We thank Dr Chia-Ter Chao for bringing up the effect of sampling time on creatinine and cystatin C results (Citation3). This is an important aspect that we failed to mention in our original study. The sampling time may contribute to the differences, but we find the same differences between creatinine and cystatin C-estimated glomerular filtration rate (GFR) also in patients who have spent several days in the intensive care unit (ICU).

The combination of creatinine-based and cystatin C-based results for estimation of GFR is an interesting approach.
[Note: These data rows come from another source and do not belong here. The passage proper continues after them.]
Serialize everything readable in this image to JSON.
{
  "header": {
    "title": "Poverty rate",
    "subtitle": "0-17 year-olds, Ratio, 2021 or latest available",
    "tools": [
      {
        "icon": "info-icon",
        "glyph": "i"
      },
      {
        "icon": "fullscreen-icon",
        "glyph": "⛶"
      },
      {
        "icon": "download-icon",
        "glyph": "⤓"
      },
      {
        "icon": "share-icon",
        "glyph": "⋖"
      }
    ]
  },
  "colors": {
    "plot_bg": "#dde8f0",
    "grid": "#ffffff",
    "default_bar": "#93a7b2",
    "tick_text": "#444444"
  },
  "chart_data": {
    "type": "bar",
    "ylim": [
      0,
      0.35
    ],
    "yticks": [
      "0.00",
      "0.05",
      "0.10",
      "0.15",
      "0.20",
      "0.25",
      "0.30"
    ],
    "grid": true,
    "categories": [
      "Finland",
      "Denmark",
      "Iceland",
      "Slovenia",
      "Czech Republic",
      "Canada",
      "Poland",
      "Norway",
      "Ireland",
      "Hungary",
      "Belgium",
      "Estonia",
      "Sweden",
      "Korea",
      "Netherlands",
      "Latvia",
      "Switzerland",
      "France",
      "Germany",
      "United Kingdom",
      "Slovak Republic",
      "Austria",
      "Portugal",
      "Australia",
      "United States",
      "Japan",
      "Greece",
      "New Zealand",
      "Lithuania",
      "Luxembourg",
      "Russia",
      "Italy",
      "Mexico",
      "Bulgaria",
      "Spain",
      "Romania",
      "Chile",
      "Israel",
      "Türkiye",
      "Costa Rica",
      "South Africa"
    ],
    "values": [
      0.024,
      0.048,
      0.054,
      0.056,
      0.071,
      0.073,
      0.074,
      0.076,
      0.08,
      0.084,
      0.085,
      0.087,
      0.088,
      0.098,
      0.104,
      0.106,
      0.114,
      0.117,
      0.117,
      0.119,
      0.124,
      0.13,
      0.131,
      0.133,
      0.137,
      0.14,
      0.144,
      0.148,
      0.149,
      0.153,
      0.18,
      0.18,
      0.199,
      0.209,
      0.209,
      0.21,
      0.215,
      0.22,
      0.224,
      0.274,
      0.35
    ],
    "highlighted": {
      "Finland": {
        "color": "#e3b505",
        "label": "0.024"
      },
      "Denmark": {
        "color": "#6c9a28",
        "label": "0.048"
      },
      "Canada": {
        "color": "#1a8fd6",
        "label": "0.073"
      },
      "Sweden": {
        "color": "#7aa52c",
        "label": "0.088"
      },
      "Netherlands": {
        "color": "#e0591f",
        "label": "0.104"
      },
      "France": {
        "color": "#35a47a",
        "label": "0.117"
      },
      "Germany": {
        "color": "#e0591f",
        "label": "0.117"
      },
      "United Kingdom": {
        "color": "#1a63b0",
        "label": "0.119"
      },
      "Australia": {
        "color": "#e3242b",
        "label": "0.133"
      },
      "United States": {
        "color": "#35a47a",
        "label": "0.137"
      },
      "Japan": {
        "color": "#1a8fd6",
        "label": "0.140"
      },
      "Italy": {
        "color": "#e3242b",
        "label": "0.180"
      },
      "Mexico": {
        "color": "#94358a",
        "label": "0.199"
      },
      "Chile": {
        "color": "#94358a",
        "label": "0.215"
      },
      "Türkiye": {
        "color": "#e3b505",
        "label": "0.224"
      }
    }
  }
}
However, this strategy is probably most effective if there is a fair agreement between the two markers and the mean of the two estimates can be used. The problem in intensive care patients is that the differences between the two estimates are profound and that we do not know which of the markers is correct. We have tried to find comparisons in the literature between creatinine or cystatin C and iohexol or other exogenous GFR markers in intensive care patients. To our surprise, we were not able to find any such studies.

We hope that UJMS readers will continue the discussion on the use of endogenous GFR markers. Hopefully, this discussion could also lead to the initiation of studies that compare creatinine/cystatin C with exogenous GFR markers in intensive care patients so that in the future we will know how we should interpret GFR results based on endogenous GFR markers.

References

  • Lipcsey M, Furebring M, Rubertsson S, Larsson A. Significant differences when using creatinine, modification of diet in renal disease, or cystatin C for estimating glomerular filtration rate in ICU patients. Ups J Med Sci. 2011;116:39–46.
  • Åkerfeldt T, Helmersson J, Larsson A. Postsurgical inflammatory response is not associated with increased cystatin C values. Clin Biochem. 2010;43:1138–40.
  • Chao C. Creatinine and Cystain C: shooting at a flying target. Ups J Med Sci. 2011;116:221–2.